So, when you think about when we announced the Polaris strategy, we announced how many door closures. We’ve closed 80 of those. And you’ve also heard that what we’re doing with the small-door format on the Macy’s side, we’ve opened 12 through the fourth quarter of this year. The intent is to open up to 30 by the end of ’25. Very excited about what Bloomie’s is doing. So, if you think about Bloomie’s, Bloomie’s is in a substantially less number of the major metro markets of the country. And we just hit a milestone in the last week by opening Bloomie’s in Seattle. And pleased to say that that has gotten off to a great start. So, there is opportunities [indiscernible] order, but they coupled with our prowess in digital to be able to create two powerhouse national omnichannel brands that really span the level of price points and customers and categories that we continue to traffic in.
Tony Spring: And let me add, obviously I have a soft spot for Bloomingdale’s, so I believe there’s growth opportunity digitally, physically, in both small-format stores and in our off-price division. As Jeff mentioned, we cover a fraction of the country, but we’re going to be surgical in how we expand. We’ve done too good a job, I think, in having a highly productive portfolio of stores to sacrifice that now. Expect also that we’re going to continue to lean into the opportunity to expand margin. That is both in the pricing science, as well as in the mix of products that we sell. Sometimes I think AUR gets mistaken for charging the customer more. I just want to emphasize, we will be competitive on price, but we will look for opportunities to expand our AUR and expand our margin through the mix of categories and the types of products that we sell.
Remember, we’re in the early stages of new order at Macy’s. We’ve seen the margin expansion that we enjoyed at Bloomingdale’s through having greater visibility to our assortment through assortment visualization.
Dana Telsey: Got it. Thank you. And then, ordering patterns as you think about it for the first half of the year?
Jeff Gennette: So, Dana, we’re not commenting on the ordering patterns of next year, but what I would say, I want to emphasize one thing that Tony brought up, which was the level of transition that we’re having, the balance of our assortments in seasonless content. I think when we were looking back at the first quarter of ’24, we ran out of cold weather units faster than we should have. And so, we commented about that on our first quarter call. Obviously, that comes with getting the right receipts in the fourth quarter, carrying the right level of units in all cold weather categories, transitional categories for the warmer parts of the country. I think the team has done a good job on that this year and that should be a nice tailwind for us in going into the 2024 time [Technical Difficulty] in terms of the content of the rest of the orders, stay tuned for the fourth quarter call where we will review all that detail.
Dana Telsey: Thank you.
Tony Spring: Thanks, Dana.
Operator: Thank you. The next question is coming from Gabby Carbone of Deutsche Bank. Please go ahead.
Gabby Carbone: Thanks for taking my questions, and congratulations, Jeff. So you just touched on this a bit, but was wondering if you can dig into the potential levers that you have for additional improvement in the gross margin rate as you look to next year. If you could maybe walk us through the biggest buckets there, that would be helpful. Thank you.
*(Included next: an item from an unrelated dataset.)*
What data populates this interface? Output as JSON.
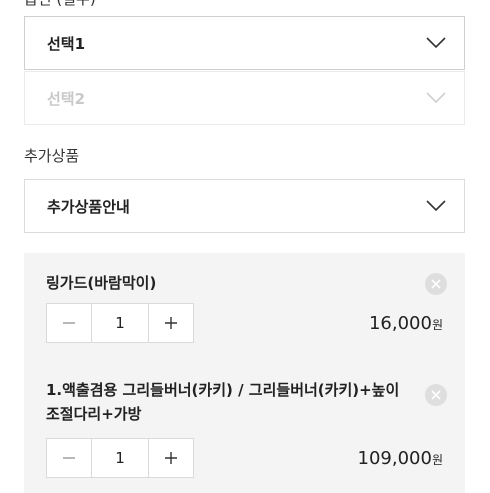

Adrian Mitchell: So, I’ll comment on a few things. Even though we haven’t shared the gross margin outlook for next year, as Tony pointed out, it’s a big focus for us. The one discipline that will not go away is our discipline on inventory management and that has been very helpful to us in terms of margin expansion with our pricing science, our discipline on having less markdowns than what we had pre-pandemic. So that will continue to be a strength for us. As Tony talked about, there are other opportunities around mix. There are other opportunities around how we manage our delivery expense. There are just a number of initiatives that we’re going after to increase our retail margin, reduce our delivery expense, and ultimately increase our gross margin.
But it starts with inventory discipline and working capital discipline on that balance sheet, and then making good choices about our assortment and managing the flow of those goods well so that we have solid sell-through in unit velocity in all of our channels.
Gabby Carbone: Great. Thank you so much.
Adrian Mitchell: Thank you.
Operator: Thank you. The next question is coming from Lorraine Hutchinson of Bank of America. Please go ahead.
Lorraine Hutchinson: Thank you. Good morning. You’ve done a great job of managing the expense structure. Adrian, I was just hoping that you could elaborate a little bit on the $300 million to $350 million of 2024 cost savings. How much of that is slated for reinvestment in your growth vectors?
Adrian Mitchell: It’s a very good question, Lorraine. The reality is that there are going to be puts and takes. But fundamentally, what we’ve been focused on is the incremental value from expense management. As we think about the composition of the expense reductions, about a third of it is coming from gross margin expense and the balance of it is really showing up in SG&A. But our fundamental focus for next year is around profitable growth. And so, we’re making investments in our growth vectors in order to accelerate the top-line. And so that’s a big part of where our investments have been. I spoke a little bit earlier to some of those investments starting in the fourth quarter, but those investments that are going back is all about incrementality on the top-line.